Em tempos de crise, quando se ganha 1.000 euros brutos por mês e não se quer renunciar totalmente ao consumo, a economia de baixo custo não é uma escolha, mas uma obrigação.
Em Espanha, há 17.100.000 de pessoas que ganham cerca de 1.000 euros brutos por mês. Estamos a falar de 63% da população. Pelo menos é o que garante o Sindicato de Técnicos do Ministério das Finanças (Gestha). Com este dinheiro no bolso, fazê-lo chegar ao fim do mês é uma tarefa digna de Hércules. E, mais do que ir às compras, muitas famílias fazem contas. Portanto, para milhares de espanhóis comprar um produto é hoje um ato de renúncia.

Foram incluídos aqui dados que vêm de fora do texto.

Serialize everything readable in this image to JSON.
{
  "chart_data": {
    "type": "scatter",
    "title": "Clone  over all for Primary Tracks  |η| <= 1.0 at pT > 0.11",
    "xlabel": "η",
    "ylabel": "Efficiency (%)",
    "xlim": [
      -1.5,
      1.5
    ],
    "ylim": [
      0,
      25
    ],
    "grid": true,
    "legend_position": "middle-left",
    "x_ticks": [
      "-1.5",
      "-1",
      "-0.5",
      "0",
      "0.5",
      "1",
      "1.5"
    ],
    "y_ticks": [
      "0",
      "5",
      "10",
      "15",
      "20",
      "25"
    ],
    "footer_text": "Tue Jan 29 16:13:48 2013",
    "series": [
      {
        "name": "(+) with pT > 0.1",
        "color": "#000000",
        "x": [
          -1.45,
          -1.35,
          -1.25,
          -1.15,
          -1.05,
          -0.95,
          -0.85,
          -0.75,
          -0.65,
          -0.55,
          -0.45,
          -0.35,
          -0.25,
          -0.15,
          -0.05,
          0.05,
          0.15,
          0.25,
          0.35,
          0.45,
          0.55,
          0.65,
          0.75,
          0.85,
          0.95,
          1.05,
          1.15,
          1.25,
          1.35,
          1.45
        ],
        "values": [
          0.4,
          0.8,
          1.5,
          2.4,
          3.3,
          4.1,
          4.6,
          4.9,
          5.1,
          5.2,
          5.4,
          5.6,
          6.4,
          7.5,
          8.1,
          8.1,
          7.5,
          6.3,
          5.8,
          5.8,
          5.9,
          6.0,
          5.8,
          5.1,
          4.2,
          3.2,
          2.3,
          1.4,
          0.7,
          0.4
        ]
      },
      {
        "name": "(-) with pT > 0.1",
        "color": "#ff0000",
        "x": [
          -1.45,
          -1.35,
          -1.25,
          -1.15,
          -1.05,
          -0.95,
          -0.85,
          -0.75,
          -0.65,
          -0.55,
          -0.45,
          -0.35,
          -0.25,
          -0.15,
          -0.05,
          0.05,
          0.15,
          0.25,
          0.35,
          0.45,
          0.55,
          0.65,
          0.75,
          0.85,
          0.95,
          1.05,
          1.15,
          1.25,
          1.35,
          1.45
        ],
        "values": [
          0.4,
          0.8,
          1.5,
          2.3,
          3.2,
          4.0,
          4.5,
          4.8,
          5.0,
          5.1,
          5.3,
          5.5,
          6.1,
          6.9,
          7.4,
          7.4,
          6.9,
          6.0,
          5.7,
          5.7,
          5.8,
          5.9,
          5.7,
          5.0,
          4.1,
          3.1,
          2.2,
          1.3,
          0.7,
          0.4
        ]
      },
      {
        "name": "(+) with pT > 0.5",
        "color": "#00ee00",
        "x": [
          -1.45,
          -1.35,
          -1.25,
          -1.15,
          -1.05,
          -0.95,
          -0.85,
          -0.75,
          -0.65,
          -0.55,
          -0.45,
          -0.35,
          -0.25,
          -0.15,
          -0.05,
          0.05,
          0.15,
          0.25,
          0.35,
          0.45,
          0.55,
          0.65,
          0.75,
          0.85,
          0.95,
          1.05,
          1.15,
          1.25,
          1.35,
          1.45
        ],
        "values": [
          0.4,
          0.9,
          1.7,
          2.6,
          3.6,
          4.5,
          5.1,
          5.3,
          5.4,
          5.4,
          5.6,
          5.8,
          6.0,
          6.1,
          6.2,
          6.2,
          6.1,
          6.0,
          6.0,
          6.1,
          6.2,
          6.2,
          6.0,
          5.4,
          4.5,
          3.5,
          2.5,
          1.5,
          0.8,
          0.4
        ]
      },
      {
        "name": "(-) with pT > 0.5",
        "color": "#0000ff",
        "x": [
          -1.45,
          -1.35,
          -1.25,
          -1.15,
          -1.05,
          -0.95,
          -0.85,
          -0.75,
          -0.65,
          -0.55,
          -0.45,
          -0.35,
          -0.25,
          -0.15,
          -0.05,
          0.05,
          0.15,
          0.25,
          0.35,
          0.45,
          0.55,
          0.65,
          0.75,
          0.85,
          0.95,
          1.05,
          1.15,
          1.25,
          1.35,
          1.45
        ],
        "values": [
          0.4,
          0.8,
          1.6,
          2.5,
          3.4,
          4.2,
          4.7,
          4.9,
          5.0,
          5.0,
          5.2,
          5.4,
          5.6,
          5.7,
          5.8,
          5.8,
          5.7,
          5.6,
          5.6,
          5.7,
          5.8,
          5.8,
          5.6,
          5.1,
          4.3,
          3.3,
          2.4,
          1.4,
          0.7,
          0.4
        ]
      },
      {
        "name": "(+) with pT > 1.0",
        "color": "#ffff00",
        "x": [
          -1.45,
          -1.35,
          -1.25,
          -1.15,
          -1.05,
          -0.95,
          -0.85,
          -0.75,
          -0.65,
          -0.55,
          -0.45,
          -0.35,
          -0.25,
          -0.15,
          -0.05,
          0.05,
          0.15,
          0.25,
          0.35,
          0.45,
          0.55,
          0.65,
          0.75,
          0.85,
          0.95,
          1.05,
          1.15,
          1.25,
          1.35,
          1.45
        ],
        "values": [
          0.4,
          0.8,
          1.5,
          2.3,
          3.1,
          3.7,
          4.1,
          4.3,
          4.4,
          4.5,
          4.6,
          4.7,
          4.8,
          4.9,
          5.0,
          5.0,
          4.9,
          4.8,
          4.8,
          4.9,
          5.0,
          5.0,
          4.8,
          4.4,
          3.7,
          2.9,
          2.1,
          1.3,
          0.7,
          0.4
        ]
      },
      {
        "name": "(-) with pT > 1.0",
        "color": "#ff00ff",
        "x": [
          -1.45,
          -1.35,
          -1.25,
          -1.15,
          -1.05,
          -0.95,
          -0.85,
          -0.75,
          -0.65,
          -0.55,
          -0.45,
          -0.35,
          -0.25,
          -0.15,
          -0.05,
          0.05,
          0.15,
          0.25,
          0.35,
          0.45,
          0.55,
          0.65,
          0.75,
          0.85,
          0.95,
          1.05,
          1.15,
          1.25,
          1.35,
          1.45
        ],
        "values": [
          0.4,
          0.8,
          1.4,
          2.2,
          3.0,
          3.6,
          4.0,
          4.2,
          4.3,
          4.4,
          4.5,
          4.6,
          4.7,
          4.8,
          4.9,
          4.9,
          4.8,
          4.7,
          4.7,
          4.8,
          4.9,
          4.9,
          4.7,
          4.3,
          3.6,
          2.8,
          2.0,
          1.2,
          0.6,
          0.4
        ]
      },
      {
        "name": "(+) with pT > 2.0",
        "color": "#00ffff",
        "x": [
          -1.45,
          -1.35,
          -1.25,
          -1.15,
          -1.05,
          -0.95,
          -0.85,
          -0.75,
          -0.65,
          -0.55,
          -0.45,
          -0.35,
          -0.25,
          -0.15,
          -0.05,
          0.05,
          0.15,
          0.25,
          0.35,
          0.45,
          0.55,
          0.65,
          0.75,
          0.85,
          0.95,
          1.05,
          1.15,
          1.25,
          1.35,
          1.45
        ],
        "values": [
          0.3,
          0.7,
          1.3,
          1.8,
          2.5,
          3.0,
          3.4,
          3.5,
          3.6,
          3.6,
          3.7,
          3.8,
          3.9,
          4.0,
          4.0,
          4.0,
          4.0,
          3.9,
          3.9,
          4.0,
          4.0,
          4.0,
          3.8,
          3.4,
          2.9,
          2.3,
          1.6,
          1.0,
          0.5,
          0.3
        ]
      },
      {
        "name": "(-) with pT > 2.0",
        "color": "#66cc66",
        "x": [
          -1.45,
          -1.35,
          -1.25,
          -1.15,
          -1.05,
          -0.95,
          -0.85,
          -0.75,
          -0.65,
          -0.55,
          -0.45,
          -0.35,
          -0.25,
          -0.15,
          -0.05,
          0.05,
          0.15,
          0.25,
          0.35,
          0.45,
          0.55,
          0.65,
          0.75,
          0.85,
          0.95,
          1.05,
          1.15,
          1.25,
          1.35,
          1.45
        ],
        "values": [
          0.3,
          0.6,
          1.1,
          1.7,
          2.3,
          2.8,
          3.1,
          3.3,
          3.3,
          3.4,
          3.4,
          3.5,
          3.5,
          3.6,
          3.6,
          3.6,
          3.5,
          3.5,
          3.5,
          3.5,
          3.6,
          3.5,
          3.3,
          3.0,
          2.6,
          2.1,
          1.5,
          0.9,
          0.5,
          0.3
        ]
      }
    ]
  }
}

Nesta paisagem cruel, o fenómeno do custo reduzido [low cost em inglês] cresce, reproduz-se e não dá indícios de poder vir a morrer em breve. Pelo contrário. Cada vez ocupa mais espaço social e económico. Restaurantes, viagens, automóveis, seguros, eletrónica, imóveis, lazer, roupa, alimentação. Nada parece escapar à atração gerada pelo custo reduzido. A dúvida é se o custo reduzido sobreviverá, quando a crise acabar. Trata-se de uma estratégia estrutural ou conjuntural? Até que ponto terá o consumidor mudado, por essa altura? Será mais racional e menos impulsivo? Poderemos, por conseguinte, acreditar que a procura do preço mais baixo se transformou numa nova forma de vida?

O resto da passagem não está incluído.